Piłkarz Wisły wracał po kontuzji i wydawało się, że mecz rozpocznie na ławce rezerwowych. Dariusz Wdowczyk zaskoczył jednak wszystkich, bo wystawił Brożka od pierwszej minuty. – Dla mnie to też było zaskoczenie, choć rozmawialiśmy na ten temat z trenerem – przyznał zawodnik. – Widać było przerwę, nie ma co tego ukrywać. Ostatni mecz zagrałem trzy tygodnie temu, przez dwa prawie w ogóle nie trenowałem. I pod względem fizycznym i piłkarskim to nie byłem ja.

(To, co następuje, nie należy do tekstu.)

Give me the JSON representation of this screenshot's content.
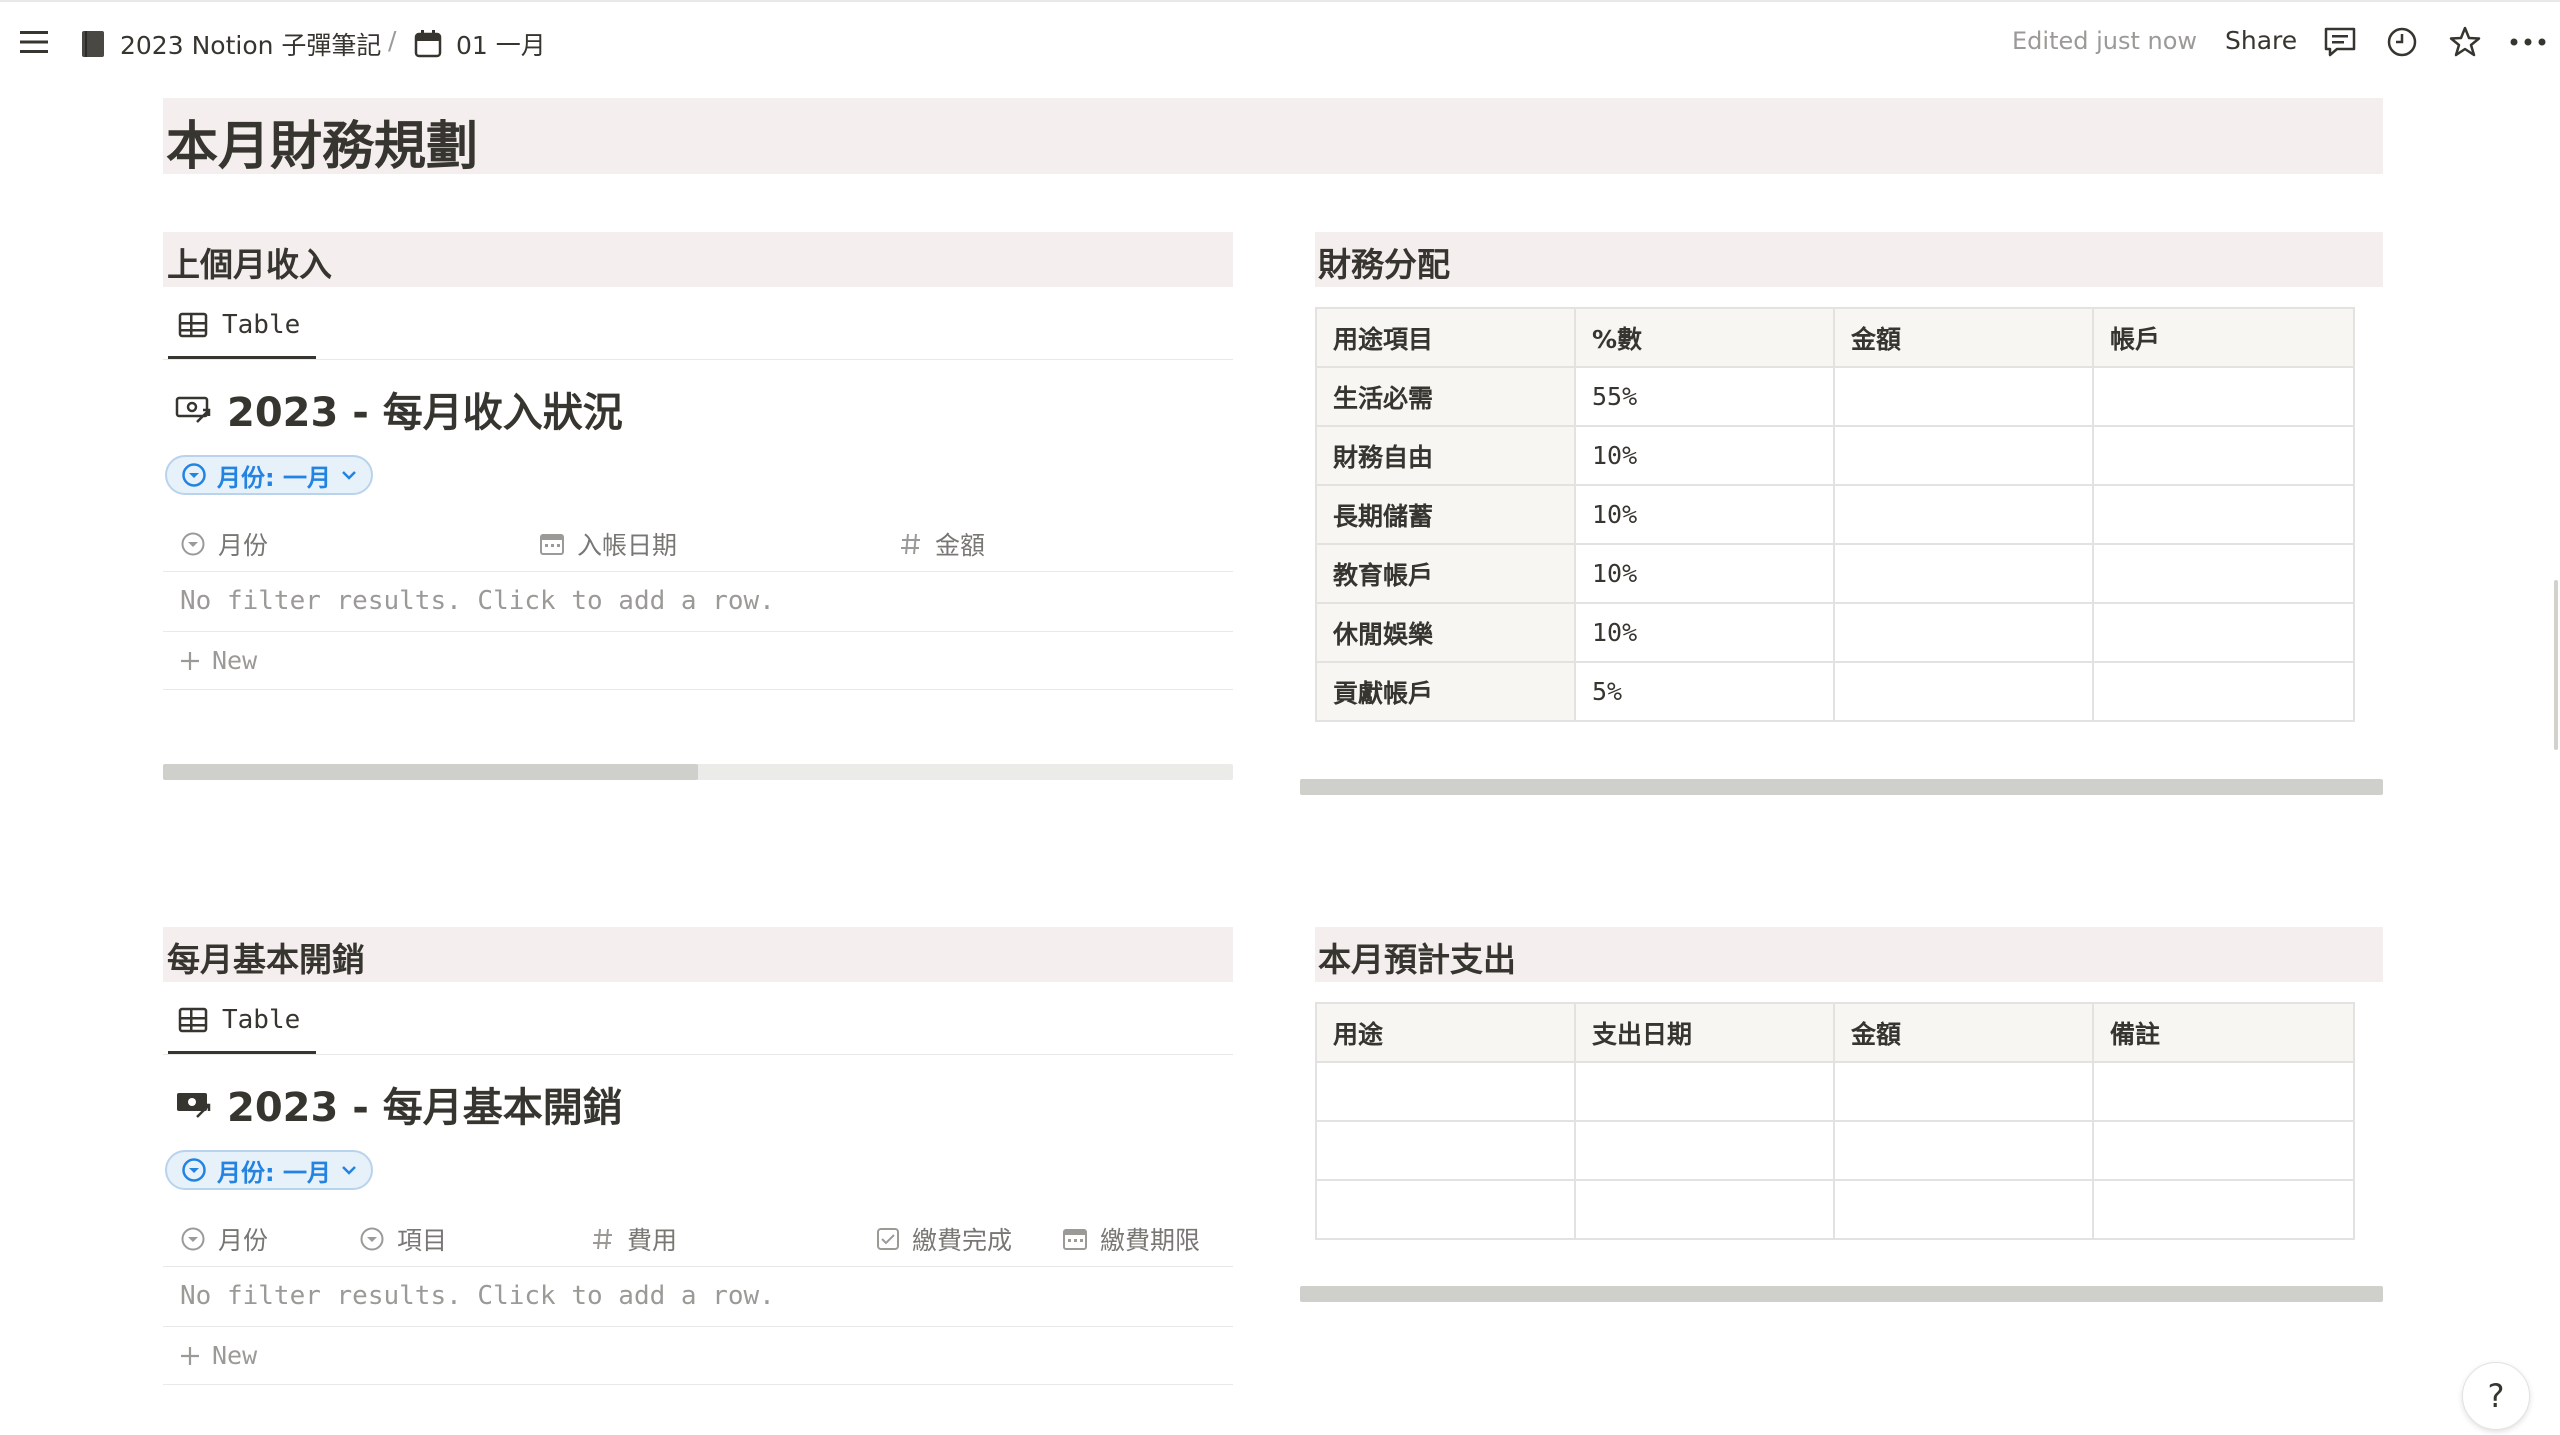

Mecz skończył się w dramatycznych okolicznościach, gdy gola dla Termaliki strzelił jej bramkarz Sebastian Nowak. Brożek, zapytany czy kiedyś grał już w takim meczu, odparł: – Nie pamiętam takiej sytuacji. Widocznie musiał być ten pierwszy raz. Wiadomo, że Termalica ma bardzo wysokich zawodników i właśnie skupiliśmy się na nich, a zapomnieliśmy o bramkarzu.
Pierwszy gol dla gości padł natomiast, bo wiślacy pozostawili mnóstwo miejsca Wojciechowi Kędziorze, którzy z piłką przebiegł kilkadziesiąt metrów, by uderzyć precyzyjnie sprzed pola karnego. – Tam była niepotrzebna strata, nie pamiętam nawet kogo. Myślę jednak, że gdybyśmy po naszej bramce rozegrali parę razy piłkę szybciej i mądrzej, to stworzylibyśmy sobie sytuacje. Graliśmy jednak ślamazarnie i stąd się wzięła ta okazja dla Termaliki – przyznał Paweł Brożek.
Zapytany natomiast, czy Wisła wpadła w dołek formy, bo już w Łęcznej, mimo wysokiej wygranej, nie zagrała najlepszego spotkania, mówi: – Nie sądzę. Wiadomo, że wyciągniemy wnioski z tego spotkania i do Kielc pojedziemy z innym nastawianiem. Jesteśmy źli po tym naszym słabym występie.
Mimo remisu z Termalicą, Wisła pozostała na dziewiątym miejscu w tabeli. Ma dość komfortową sytuację, ale jeszcze na dobre nie zapewniła sobie utrzymania. – Myślimy o tym cały czas – przyznał Paweł Brożek. – Potrzeba nam jeszcze kilku punktów, żeby zapewnić sobie spokojnie utrzymanie i przede wszystkim walczyć o to dziewiąte miejsce.